In the background as we conduct the interview you can hear the occasional whirring of a Formula One car engine, our setting a meeting room at the Abu Dhabi Grand Prix just hours before the start of the race.
As the drivers put some of the world’s fastest racing cars through their paces it seems a fitting occasion for a company that prides itself on buying the top one to two per cent of quality coffee beans in the world to use in its luxury machines.
“It’s about acquiring the best coffee, but also acquiring it in a sustainable way,” explains Nespresso CEO Jean-Marc Duvoisin, as he describes the firm’s coffee making process. “We have 60,000 farmers who are in our triple AAA programme and we make sure that they have a sustainable business.”
Nespresso, part of Swiss multinational Nestle Group, was conceived in 1986 with the idea of putting roast and ground coffee in an aluminium capsule to maintain its quality.
“At the time I suppose it was like putting the first tea in the bags,” says Duvoisin.
Through combining the capsule with high-quality coffee and then the correct pressure and heating provided by Nespresso’s coffee machines, Duvoisin believes that the company has helped bring a premium coffee experience into the homes of its customers.
“It’s allowing consumers to have almost a barista machine at home, making sure they have a good quality coffee all the time,” he says.
On top of its coffee capsules and coffee machines, Nespresso also prides itself on its customer service.
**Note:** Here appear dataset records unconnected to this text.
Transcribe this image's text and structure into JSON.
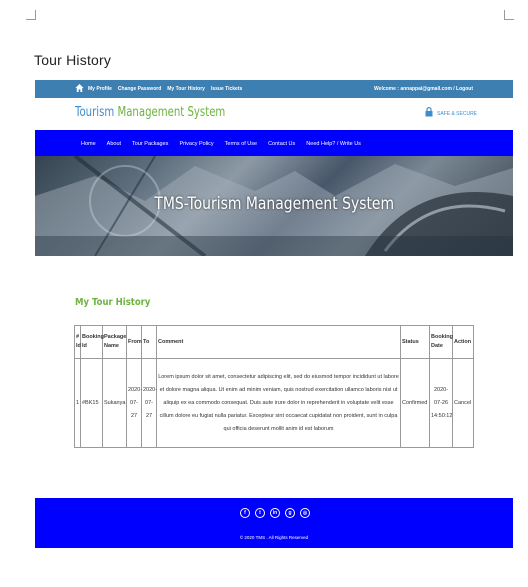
{
  "doc_heading": "Tour History",
  "topbar": {
    "links": [
      "My Profile",
      "Change Password",
      "My Tour History",
      "Issue Tickets"
    ],
    "welcome": "Welcome : annappai@gmail.com / Logout"
  },
  "brand": {
    "part1": "Tourism ",
    "part2": "Management System",
    "safe": "SAFE & SECURE"
  },
  "nav": [
    "Home",
    "About",
    "Tour Packages",
    "Privacy Policy",
    "Terms of Use",
    "Contact Us",
    "Need Help? / Write Us"
  ],
  "banner": {
    "title": "TMS-Tourism Management System"
  },
  "section_title": "My Tour History",
  "table": {
    "headers": [
      "# Id",
      "Booking Id",
      "Package Name",
      "From",
      "To",
      "Comment",
      "Status",
      "Booking Date",
      "Action"
    ],
    "rows": [
      {
        "id": "1",
        "booking_id": "#BK15",
        "package": "Sukanya",
        "from": "2020-07-27",
        "to": "2020-07-27",
        "comment": "Lorem ipsum dolor sit amet, consectetur adipiscing elit, sed do eiusmod tempor incididunt ut labore et dolore magna aliqua. Ut enim ad minim veniam, quis nostrud exercitation ullamco laboris nisi ut aliquip ex ea commodo consequat. Duis aute irure dolor in reprehenderit in voluptate velit esse cillum dolore eu fugiat nulla pariatur. Excepteur sint occaecat cupidatat non proident, sunt in culpa qui officia deserunt mollit anim id est laborum",
        "status": "Confirmed",
        "booking_date": "2020-07-26 14:50:12",
        "action": "Cancel"
      }
    ]
  },
  "footer": {
    "social_icons": [
      "facebook-icon",
      "twitter-icon",
      "linkedin-icon",
      "google-plus-icon",
      "instagram-icon"
    ],
    "copyright": "© 2020 TMS . All Rights Reserved"
  },
  "colors": {
    "topbar": "#3d7fb1",
    "nav": "#0000ff",
    "footer": "#0000ff",
    "accent_green": "#6db33f",
    "brand_blue": "#3d8ccc"
  }
}
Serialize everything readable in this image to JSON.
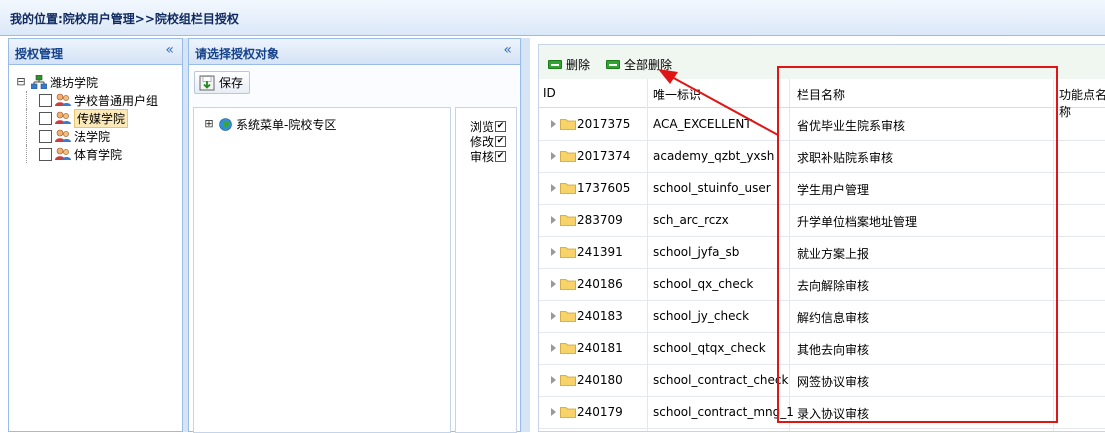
{
  "breadcrumb": "我的位置:院校用户管理>>院校组栏目授权",
  "left_panel": {
    "title": "授权管理",
    "collapse_glyph": "«",
    "root": {
      "label": "潍坊学院",
      "expander": "⊟"
    },
    "groups": [
      {
        "label": "学校普通用户组",
        "selected": false
      },
      {
        "label": "传媒学院",
        "selected": true
      },
      {
        "label": "法学院",
        "selected": false
      },
      {
        "label": "体育学院",
        "selected": false
      }
    ]
  },
  "middle_panel": {
    "title": "请选择授权对象",
    "collapse_glyph": "«",
    "save_label": "保存",
    "menu_tree": {
      "expander": "⊞",
      "label": "系统菜单-院校专区"
    },
    "permissions": [
      {
        "label": "浏览",
        "checked": true
      },
      {
        "label": "修改",
        "checked": true
      },
      {
        "label": "审核",
        "checked": true
      }
    ]
  },
  "right_panel": {
    "toolbar": {
      "delete_label": "删除",
      "delete_all_label": "全部删除"
    },
    "columns": [
      "ID",
      "唯一标识",
      "栏目名称",
      "功能点名称"
    ],
    "rows": [
      {
        "id": "2017375",
        "key": "ACA_EXCELLENT",
        "name": "省优毕业生院系审核"
      },
      {
        "id": "2017374",
        "key": "academy_qzbt_yxsh",
        "name": "求职补贴院系审核"
      },
      {
        "id": "1737605",
        "key": "school_stuinfo_user",
        "name": "学生用户管理"
      },
      {
        "id": "283709",
        "key": "sch_arc_rczx",
        "name": "升学单位档案地址管理"
      },
      {
        "id": "241391",
        "key": "school_jyfa_sb",
        "name": "就业方案上报"
      },
      {
        "id": "240186",
        "key": "school_qx_check",
        "name": "去向解除审核"
      },
      {
        "id": "240183",
        "key": "school_jy_check",
        "name": "解约信息审核"
      },
      {
        "id": "240181",
        "key": "school_qtqx_check",
        "name": "其他去向审核"
      },
      {
        "id": "240180",
        "key": "school_contract_check",
        "name": "网签协议审核"
      },
      {
        "id": "240179",
        "key": "school_contract_mng_1",
        "name": "录入协议审核"
      }
    ]
  },
  "colors": {
    "accent": "#15428b",
    "panel_border": "#99bbe8",
    "annotation": "#e01616"
  }
}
The company was among the first to offer digital purchasing some 15 years ago and in November launched a new Arabic digital platform to better cater to the MENA region.
Those who buy a Nespresso machine join the Nespresso club, allowing them to offer feedback and vote on new flavours. Its members were also the ones to choose Hollywood star George Clooney as Nespresso brand ambassador.
Another pillar of the Nespresso brand has been its boutiques and in no region is the company opening more than the Middle East. By the end of this year Nespresso will have 15 here in total, after opening seven in 2013.
Among the latest has been in Dubai’s Mirdif City Centre, while the company also has branches in Kuwait, Qatar, Bahrain and Oman, with Jordan and Lebanon soon to follow.
“We call ourselves affordable luxury. It’s very appealing for people in the Middle East, and our boutiques are always between Chanel and Cartier,” says Duvoisin.